Concepts

A small vocabulary; everything else is built on top of these.

User

A person with an inference.club account. Sign-up is via GitHub OAuth. A user has zero or more API keys, zero or more providers, and a history of inference requests they've made.

A user can be a consumer (calls the API to do inference), a provider (runs an agent that serves models), or both. The same account and the same API key cover all three roles — there's no separate registration.

API key

A bearer token that authenticates a request to inference.club. One key identifies one user. The key is used:

  • by your OpenAI client when it calls https://api.inference.club/v1/...Authorization: Bearer <key>
  • by your agent when it heartbeats into inference.club to report which models it's serving

Both directions are the same key. Don't share it; rotate it from the dashboard if it leaks.

Provider

A user-owned record on inference.club representing one agent. A provider has:

  • a name (you pick it — home-rig, office-3090, etc.)
  • a callback URL — where inference.club sends proxied requests (e.g. http://192.168.5.173:8002/v1 on your LAN, or a public URL once you go to production)
  • a heartbeat timestamp — last time the agent checked in
  • a list of models the agent is currently advertising

Providers belong to one user. Inference.club only routes requests from a user to that user's own providers — your hardware serves your inferences.

Agent

The actual program (inference-club-agent) running on the provider's hardware. The agent does two things:

  1. Heartbeats to inference.club every 30 seconds with its current model list and a small health snapshot.
  2. Receives proxied requests from inference.club at its callback URL, forwards them to the local LLM server (vLLM, LM Studio, Ollama, …), and streams the response back.

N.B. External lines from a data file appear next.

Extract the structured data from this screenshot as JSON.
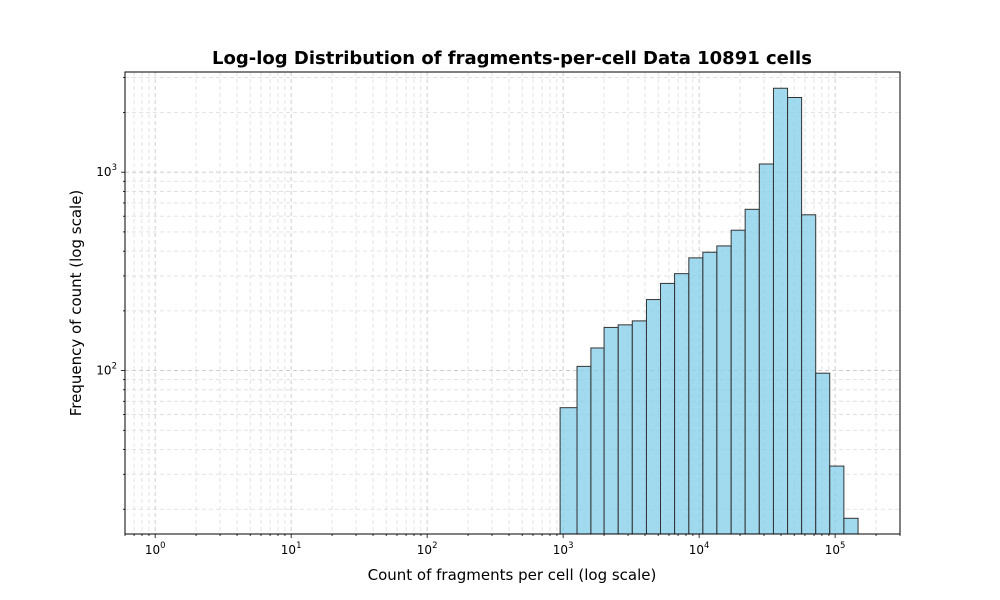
{
  "chart_data": {
    "type": "bar",
    "title": "Log-log Distribution of fragments-per-cell Data 10891 cells",
    "xlabel": "Count of fragments per cell (log scale)",
    "ylabel": "Frequency of count (log scale)",
    "x_scale": "log",
    "y_scale": "log",
    "xlim": [
      0.6,
      300000
    ],
    "ylim": [
      15,
      3200
    ],
    "grid": true,
    "x_ticks": [
      {
        "value": 1,
        "base": "10",
        "exp": "0"
      },
      {
        "value": 10,
        "base": "10",
        "exp": "1"
      },
      {
        "value": 100,
        "base": "10",
        "exp": "2"
      },
      {
        "value": 1000,
        "base": "10",
        "exp": "3"
      },
      {
        "value": 10000,
        "base": "10",
        "exp": "4"
      },
      {
        "value": 100000,
        "base": "10",
        "exp": "5"
      }
    ],
    "y_ticks": [
      {
        "value": 100,
        "base": "10",
        "exp": "2"
      },
      {
        "value": 1000,
        "base": "10",
        "exp": "3"
      }
    ],
    "bar_color": "#87CEEB",
    "bar_edge_color": "#333333",
    "bins": [
      {
        "x0": 950,
        "x1": 1265,
        "count": 65
      },
      {
        "x0": 1265,
        "x1": 1600,
        "count": 105
      },
      {
        "x0": 1600,
        "x1": 2000,
        "count": 130
      },
      {
        "x0": 2000,
        "x1": 2540,
        "count": 165
      },
      {
        "x0": 2540,
        "x1": 3225,
        "count": 170
      },
      {
        "x0": 3225,
        "x1": 4100,
        "count": 178
      },
      {
        "x0": 4100,
        "x1": 5200,
        "count": 228
      },
      {
        "x0": 5200,
        "x1": 6600,
        "count": 275
      },
      {
        "x0": 6600,
        "x1": 8400,
        "count": 308
      },
      {
        "x0": 8400,
        "x1": 10650,
        "count": 370
      },
      {
        "x0": 10650,
        "x1": 13500,
        "count": 395
      },
      {
        "x0": 13500,
        "x1": 17200,
        "count": 425
      },
      {
        "x0": 17200,
        "x1": 21800,
        "count": 510
      },
      {
        "x0": 21800,
        "x1": 27700,
        "count": 650
      },
      {
        "x0": 27700,
        "x1": 35200,
        "count": 1100
      },
      {
        "x0": 35200,
        "x1": 44700,
        "count": 2650
      },
      {
        "x0": 44700,
        "x1": 56700,
        "count": 2380
      },
      {
        "x0": 56700,
        "x1": 72000,
        "count": 610
      },
      {
        "x0": 72000,
        "x1": 91300,
        "count": 97
      },
      {
        "x0": 91300,
        "x1": 116000,
        "count": 33
      },
      {
        "x0": 116000,
        "x1": 147500,
        "count": 18
      }
    ]
  }
}
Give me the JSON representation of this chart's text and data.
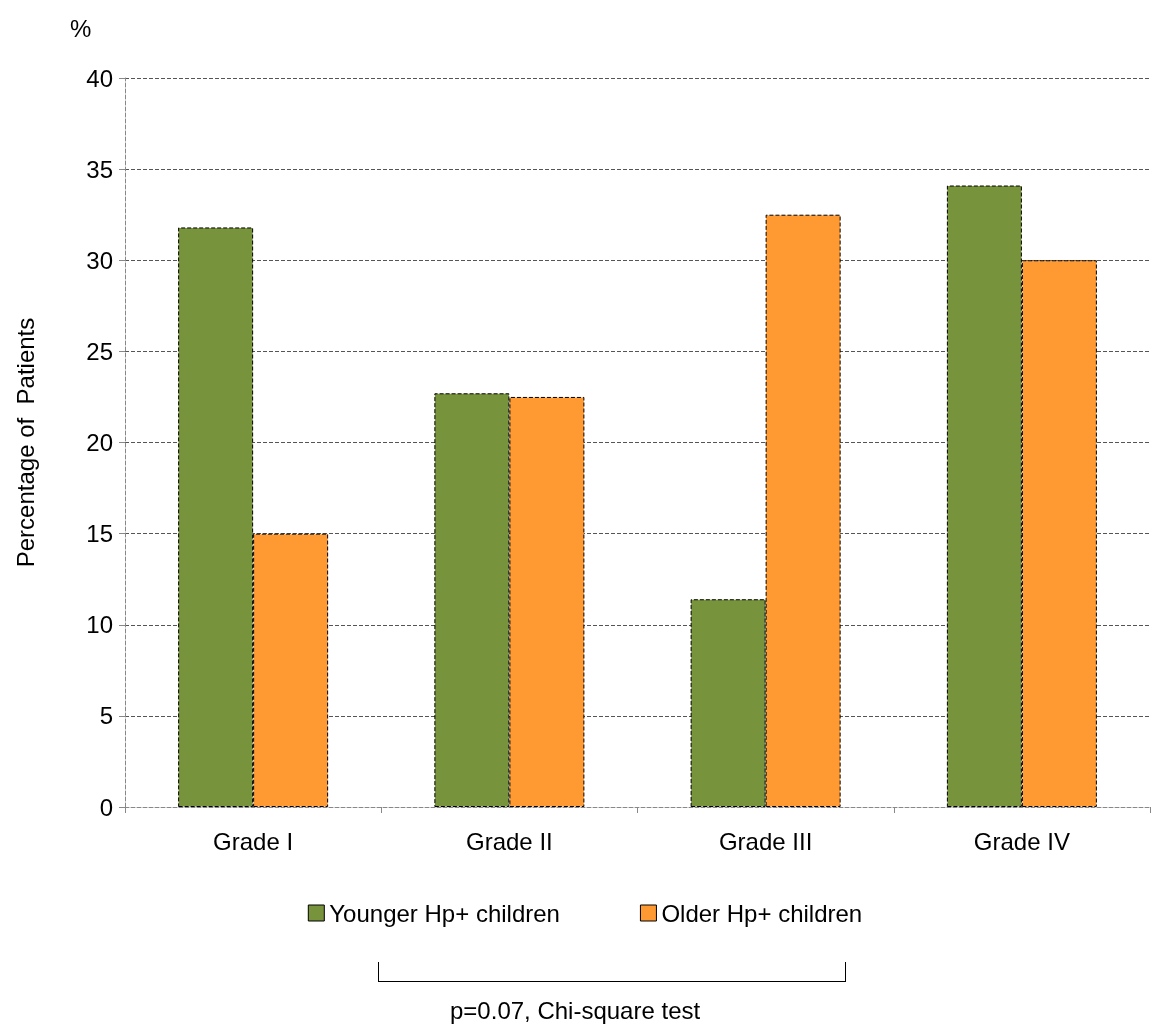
{
  "chart_data": {
    "type": "bar",
    "ylabel": "Percentage of  Patients",
    "categories": [
      "Grade I",
      "Grade II",
      "Grade III",
      "Grade IV"
    ],
    "series": [
      {
        "name": "Younger Hp+ children",
        "color": "#77933c",
        "values": [
          31.8,
          22.7,
          11.4,
          34.1
        ]
      },
      {
        "name": "Older Hp+ children",
        "color": "#ff9a33",
        "values": [
          15.0,
          22.5,
          32.5,
          30.0
        ]
      }
    ],
    "ylim": [
      0,
      40
    ],
    "yticks": [
      0,
      5,
      10,
      15,
      20,
      25,
      30,
      35,
      40
    ],
    "grid": "y",
    "legend": "bottom",
    "annotations": [
      "%",
      "p=0.07, Chi-square test"
    ]
  }
}
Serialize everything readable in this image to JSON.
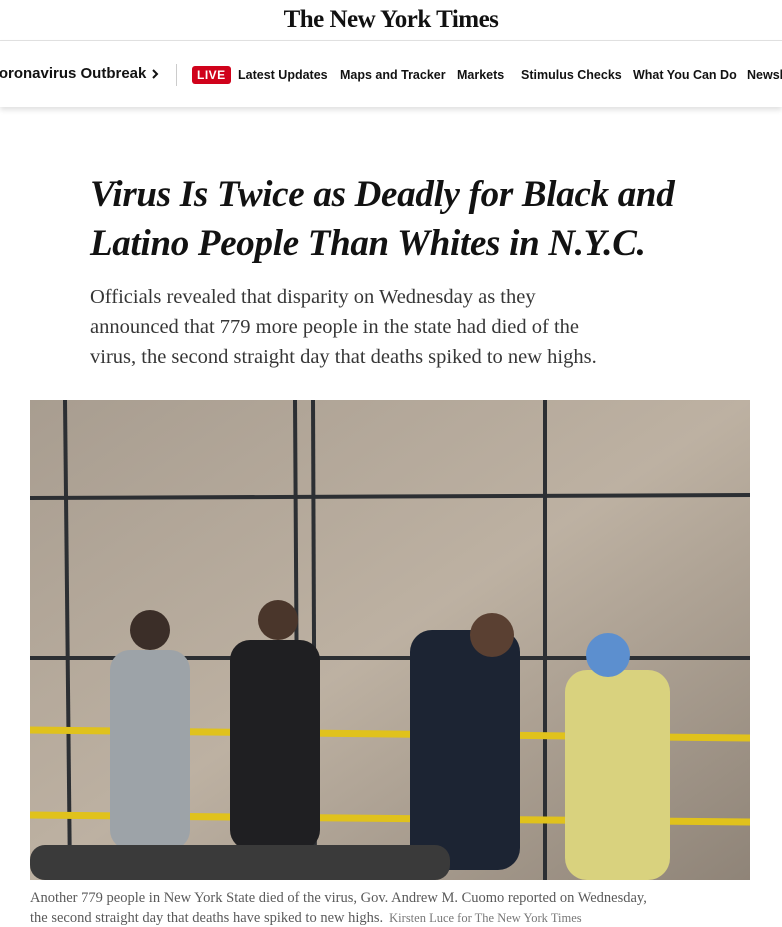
{
  "masthead": {
    "title": "The New York Times"
  },
  "nav": {
    "section": "Coronavirus Outbreak",
    "live": "LIVE",
    "links": [
      "Latest Updates",
      "Maps and Tracker",
      "Markets",
      "Stimulus Checks",
      "What You Can Do",
      "Newsletters"
    ]
  },
  "article": {
    "headline": [
      "Virus Is Twice as Deadly for Black and",
      "Latino People Than Whites in N.Y.C."
    ],
    "summary": [
      "Officials revealed that disparity on Wednesday as they",
      "announced that 779 more people in the state had died of the",
      "virus, the second straight day that deaths spiked to new highs."
    ],
    "caption": [
      "Another 779 people in New York State died of the virus, Gov. Andrew M. Cuomo reported on Wednesday,",
      "the second straight day that deaths have spiked to new highs."
    ],
    "credit": "Kirsten Luce for The New York Times"
  }
}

The agent is online from inference.club's perspective if a heartbeat arrived in the last 60 seconds. After that grace window, the provider is shown as offline and won't be selected for routing.

Model

A name advertised by an agent — qwen3-8b, llama-3.1-8b-instruct, whatever the local LLM server calls it. inference.club doesn't validate model names; it just routes requests by exact match.

When you call /v1/chat/completions with "model": "qwen3-8b", inference.club looks for an online provider belonging to you that has qwen3-8b in its model list, and proxies the request there. If multiple providers serve the same model, the first match wins (no load balancing yet).

Service type (modality)

A model isn't always a chat model. Each service an agent exposes declares a type — what kind of inference it provides — alongside its engine:

The type is set in the agent's manifest. Omit it and it defaults to llm, so existing setups are unaffected:

hosts:
  - id: rig-01
    services:
      - name: vllm-qwen          # an LLM service (type defaults to llm)
        engine: vllm
        url: http://localhost:8000/v1
        models:
          - hf: Qwen/Qwen3-30B-A3B
      - name: asr-qwen           # a speech-to-text service
        type: stt
        engine: vllm
        url: http://localhost:8001/v1
        # Declare per-deployment capabilities. Add `timestamps` only if the
        # server actually returns word/segment timings (e.g. Qwen3-ASR served
        # with its ForcedAligner, or a Whisper server). inference.club then
        # requests verbose_json and shows an interactive transcript; without
        # it, verbose_json is downgraded to plain text.
        features: [timestamps]
        models:
          - id: Qwen/Qwen3-ASR-1.7B

Routing respects the type: a transcription request only ever lands on an stt service, and a chat request only on an llm service — even if they share a model name.

Routing

The MVP rule is simple: first online provider that serves the requested model wins. There's no load balancing, no fallback to a second provider on failure, no health-weighted scoring. If the chosen provider's agent doesn't answer or returns an error, the request fails.

This is fine for the MVP because most users have one or two agents. As the network grows we'll layer real routing on top of the same data model.